Tollakson himself has experienced “pretty substantial” cost savings on his 6,000-square-foot home. Tollakson told his neighbor, who he estimates has a 5,000-square-foot house, the cost of his monthly utility bill, and “he said he’d trade me in a nanosecond.” Tollakson’s utility bill was about half that of his neighbor’s. A zoning system, which allows various areas of the house to be set at different temperatures during different times of the day, has also contributed to reduced heating and cooling costs.
Fiberglass insulation, which Stanbrough compares to “putting cotton candy in your walls,” is being replaced by improved fill technologies, particularly cellulose insulation. “It’s just a hair more expensive (than fiberglass) and twice the insulation,” he said. Foam insulation is a slightly more expensive alternative. Stanbrough Home Builders also builds all of its homes with 2-foot-by-6-foot exterior walls to create an “envelope” that is 56 percent larger than traditional homes, leaving that much more space for added insulation.

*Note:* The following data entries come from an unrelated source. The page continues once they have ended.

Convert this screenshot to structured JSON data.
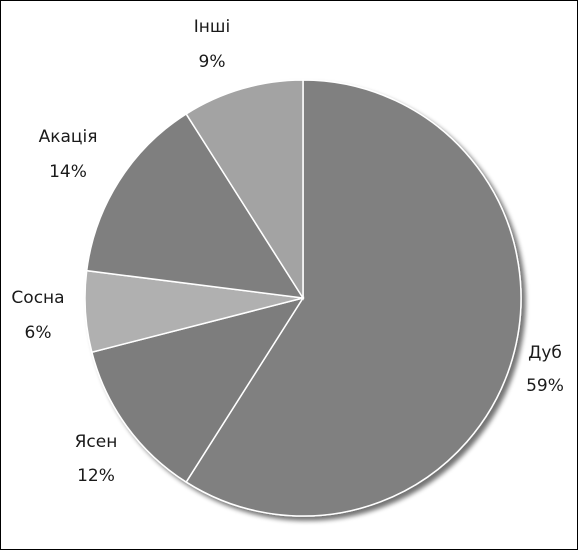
{
  "chart_data": {
    "type": "pie",
    "title": "",
    "legend": "none",
    "start_angle_deg": 0,
    "direction": "clockwise",
    "slices": [
      {
        "name": "Дуб",
        "value": 59,
        "label": "59%",
        "color": "#808080"
      },
      {
        "name": "Ясен",
        "value": 12,
        "label": "12%",
        "color": "#7d7d7d"
      },
      {
        "name": "Сосна",
        "value": 6,
        "label": "6%",
        "color": "#b0b0b0"
      },
      {
        "name": "Акація",
        "value": 14,
        "label": "14%",
        "color": "#7f7f7f"
      },
      {
        "name": "Інші",
        "value": 9,
        "label": "9%",
        "color": "#a3a3a3"
      }
    ]
  }
}
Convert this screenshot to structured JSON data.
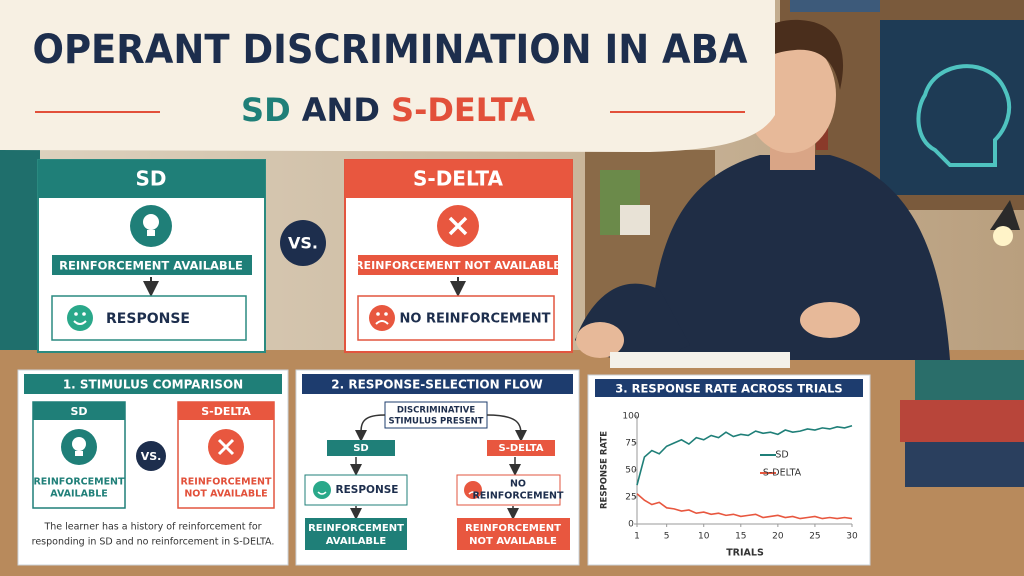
{
  "header": {
    "title": "OPERANT DISCRIMINATION IN ABA",
    "subtitle": {
      "part1": "SD",
      "part2": "AND",
      "part3": "S-DELTA"
    }
  },
  "sd_card": {
    "title": "SD",
    "condition": "REINFORCEMENT AVAILABLE",
    "outcome": "RESPONSE"
  },
  "vs": "VS.",
  "sdelta_card": {
    "title": "S-DELTA",
    "condition": "REINFORCEMENT NOT AVAILABLE",
    "outcome": "NO REINFORCEMENT"
  },
  "panel1": {
    "title": "1. STIMULUS COMPARISON",
    "sd": {
      "title": "SD",
      "lines": [
        "REINFORCEMENT",
        "AVAILABLE"
      ]
    },
    "vs": "VS.",
    "sdelta": {
      "title": "S-DELTA",
      "lines": [
        "REINFORCEMENT",
        "NOT AVAILABLE"
      ]
    },
    "note": [
      "The learner has a history of reinforcement for",
      "responding in SD and no reinforcement in S-DELTA."
    ]
  },
  "panel2": {
    "title": "2. RESPONSE-SELECTION FLOW",
    "start": [
      "DISCRIMINATIVE",
      "STIMULUS PRESENT"
    ],
    "sd": "SD",
    "sdelta": "S-DELTA",
    "sd_response": "RESPONSE",
    "sdelta_response": [
      "NO",
      "REINFORCEMENT"
    ],
    "sd_result": [
      "REINFORCEMENT",
      "AVAILABLE"
    ],
    "sdelta_result": [
      "REINFORCEMENT",
      "NOT AVAILABLE"
    ]
  },
  "chart": {
    "type": "line",
    "title": "3. RESPONSE RATE ACROSS TRIALS",
    "y_label": "RESPONSE RATE",
    "x_label": "TRIALS",
    "x": [
      1,
      2,
      3,
      4,
      5,
      6,
      7,
      8,
      9,
      10,
      11,
      12,
      13,
      14,
      15,
      16,
      17,
      18,
      19,
      20,
      21,
      22,
      23,
      24,
      25,
      26,
      27,
      28,
      29,
      30
    ],
    "xlim": [
      1,
      30
    ],
    "xticks": [
      1,
      5,
      10,
      15,
      20,
      25,
      30
    ],
    "ylim": [
      0,
      100
    ],
    "yticks": [
      0,
      25,
      50,
      75,
      100
    ],
    "series": [
      {
        "name": "SD",
        "color": "#1f7f78",
        "values": [
          36,
          62,
          68,
          65,
          72,
          75,
          78,
          74,
          80,
          78,
          82,
          80,
          85,
          81,
          83,
          82,
          86,
          84,
          85,
          83,
          87,
          85,
          86,
          88,
          87,
          89,
          88,
          90,
          89,
          91
        ]
      },
      {
        "name": "S-DELTA",
        "color": "#e8573f",
        "values": [
          28,
          22,
          18,
          20,
          15,
          14,
          12,
          13,
          10,
          11,
          9,
          10,
          8,
          9,
          7,
          8,
          9,
          6,
          7,
          8,
          6,
          7,
          5,
          6,
          7,
          5,
          6,
          5,
          6,
          5
        ]
      }
    ]
  }
}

Iowa Central, which has promoted energy-efficient building for more than 15 years, is in the midst of a home building project that could serve as an example of energy efficiency statewide. A team consisting of Iowa Central carpentry students, the Iowa Department of Natural Resources, architects from RDG Planning & Design and architecture students from Iowa State University are building an energy-efficient house, which they hope will be the most energy-efficient house in Iowa. McAnally believes the house will be 64 percent more efficient than a traditional house of its size.

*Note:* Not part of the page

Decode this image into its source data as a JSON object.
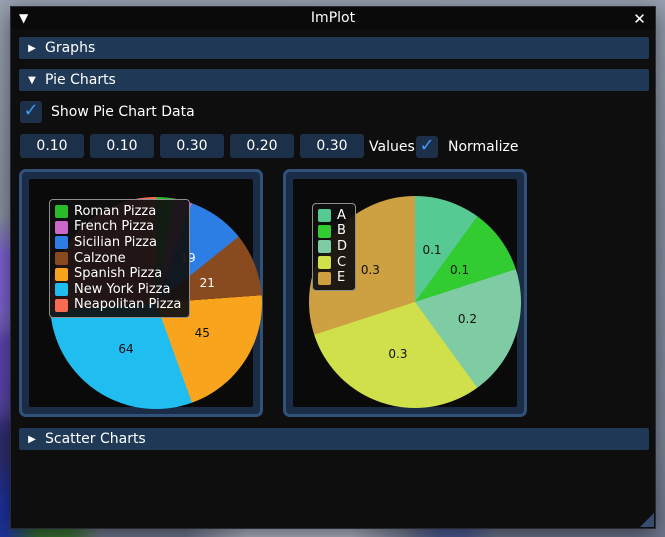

The team is using advanced framing methods, including structurally insulated panels and a foundation made of insulated concrete forms. The geothermal house includes greater amounts of insulation and is oriented to the south to maximize solar heating.
One goal of the project is “to show you can do a highly energy-efficient home for the same cost,” McAnally said. He estimates the market value of the 1,800-square-foot house to be about $180,000.
Energy conservation proponents expect efforts such as these will continue the progress toward affordable energy efficiency. But Hentzen hopes consumers couple those efforts with a push toward building smaller.
“You can shave off the cost (of the house) by not building as big and making your space just as livable if not more livable, and you’ll have money to spend on other (energy-efficient) aspects,” she said. “We’re still in the mode that bigger is better, and I think that will change in the future.”